If you've been on Facebook since yesterday morning -- and you will have, unless you're one of those poor, deluded refuseniks -- you'll have noticed the new Chat bar at the bottom of your browser. One of your friends might even have tried it out on you. "Arrghh! Where is this electronic Nick voice coming from?" responded one of my dimmer buddies.

For reasons long since forgotten, everyone at CNET uses Yahoo IM. Of course, no one else I know uses YIM, I can't be bothered to figure out how to add MSN contacts and most of my friends don't use either anyway. My girlfriend isn't allowed to install programs on her work computer, for instance, so we have to use email. Yawn. Facebook Chat solves all this nonsense at a stroke -- all my friends (except the bloody refuseniks) are available on the same system.

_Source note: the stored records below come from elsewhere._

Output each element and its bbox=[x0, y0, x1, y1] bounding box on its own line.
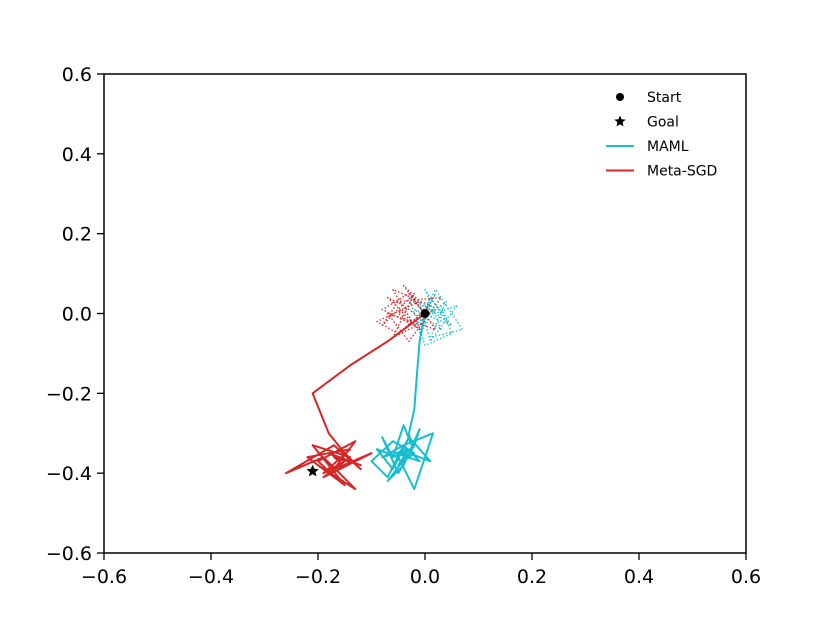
y-tick-label: 0.0 bbox=[62, 304, 92, 326]
legend-label-meta-sgd: Meta-SGD bbox=[647, 164, 717, 180]
legend-label-start: Start bbox=[647, 90, 682, 106]
legend-swatch-goal bbox=[614, 115, 626, 127]
x-tick-label: 0.6 bbox=[731, 566, 761, 588]
marker-start bbox=[420, 309, 430, 318]
x-tick-label: 0.0 bbox=[410, 566, 440, 588]
y-tick-label: 0.2 bbox=[62, 224, 92, 246]
y-tick-label: −0.6 bbox=[46, 543, 92, 565]
axes: −0.6 −0.4 −0.2 0.0 0.2 0.4 0.6 −0.6 −0.4 −0.2 0.0 0… bbox=[46, 64, 761, 588]
y-tick-label: −0.2 bbox=[46, 383, 92, 405]
y-tick-label: 0.6 bbox=[62, 64, 92, 86]
x-tick-label: 0.2 bbox=[517, 566, 547, 588]
legend-label-goal: Goal bbox=[647, 115, 679, 131]
legend-swatch-start bbox=[616, 93, 624, 101]
series-line-meta-sgd-pre-update bbox=[376, 284, 442, 343]
series-line-maml-pre-update bbox=[408, 288, 464, 347]
legend: Start Goal MAML Meta-SGD bbox=[606, 90, 717, 180]
y-tick-label: −0.4 bbox=[46, 463, 92, 485]
x-tick-label: −0.2 bbox=[295, 566, 341, 588]
marker-goal bbox=[306, 464, 319, 477]
legend-label-maml: MAML bbox=[647, 139, 689, 155]
y-tick-label: 0.4 bbox=[62, 144, 92, 166]
series-line-meta-sgd bbox=[284, 312, 426, 491]
plot-series-group bbox=[284, 284, 464, 491]
plot-area bbox=[284, 284, 464, 491]
x-tick-label: −0.6 bbox=[81, 566, 127, 588]
x-tick-label: 0.4 bbox=[624, 566, 654, 588]
series-line-maml bbox=[370, 313, 434, 491]
x-tick-label: −0.4 bbox=[188, 566, 234, 588]
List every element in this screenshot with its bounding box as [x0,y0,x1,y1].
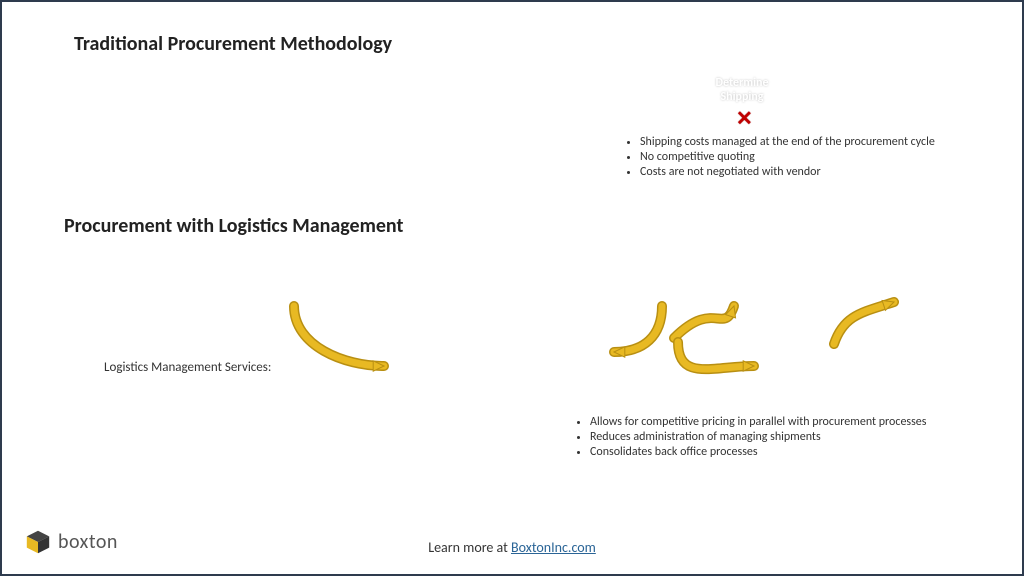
chevron-label: SelectVendor [274,77,310,105]
chevron-label: ConfirmOrder [572,77,612,105]
section1-step-1: SelectVendor [224,66,364,116]
footer-text: Learn more at [428,539,511,556]
section1-step-2: NegotiateRates [374,66,514,116]
section2-bullets: Allows for competitive pricing in parall… [574,414,926,460]
chevron-label: ReceiveProduct [872,77,911,105]
section1-step-5: ReceiveProduct [824,66,964,116]
chevron-label: NegotiateRates [418,77,467,105]
curved-arrow-vendor-to-engage [254,266,424,406]
bullet-item: Allows for competitive pricing in parall… [590,415,926,429]
curved-arrow-manage-to-receive [794,262,934,384]
chevron-label: NegotiateRates [418,261,467,289]
chevron-label: DetermineShipping [715,77,768,105]
section-title: Traditional Procurement Methodology [74,32,392,56]
section1-step-0: Request forQuote [74,66,214,116]
section2-step-0: Request forQuote [74,250,214,300]
footer-link[interactable]: BoxtonInc.com [511,539,596,556]
bullet-item: Shipping costs managed at the end of the… [640,135,935,149]
curved-arrow-bid-to-manage [638,302,794,406]
x-mark-icon: ✕ [736,106,753,131]
section-title: Procurement with Logistics Management [64,214,403,238]
section1-step-3: ConfirmOrder [524,66,664,116]
chevron-label: Request forQuote [113,261,170,289]
section1-bullets: Shipping costs managed at the end of the… [624,134,935,180]
logistics-services-label: Logistics Management Services: [104,360,271,375]
bullet-item: Consolidates back office processes [590,445,926,459]
bullet-item: Costs are not negotiated with vendor [640,165,935,179]
chevron-label: Request forQuote [113,77,170,105]
bullet-item: Reduces administration of managing shipm… [590,430,926,444]
footer-learn-more: Learn more at BoxtonInc.com [14,539,1010,556]
bullet-item: No competitive quoting [640,150,935,164]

Sort of. As I write, only eight of my Facebook friends are online, that is, they've got Facebook open and are willing for people to talk to them (you can easily set Chat to make you appear offline). Three of them are idle, so they've probably got it open in a tab, but won't notice if I message them -- the tab changes its text from 'Facebook' to 'New message' quite rapidly, in a bid to catch your attention, but it doesn't work terribly well. You can pop Chat out into a separate window, but the window doesn't flash on the taskbar when you've got a new message, so you have to keep looking at it.

There are other limitations -- there's no archive function and the emoticons are terrible, for a start. Still, mustn't grumble. This is an easy-to-use way of talking in real time to a huge number of people who are otherwise out of range of the wonders of IM. "It really is turning into the ultimate office time-waster," said one of them. <:-p, as we say here at CNET.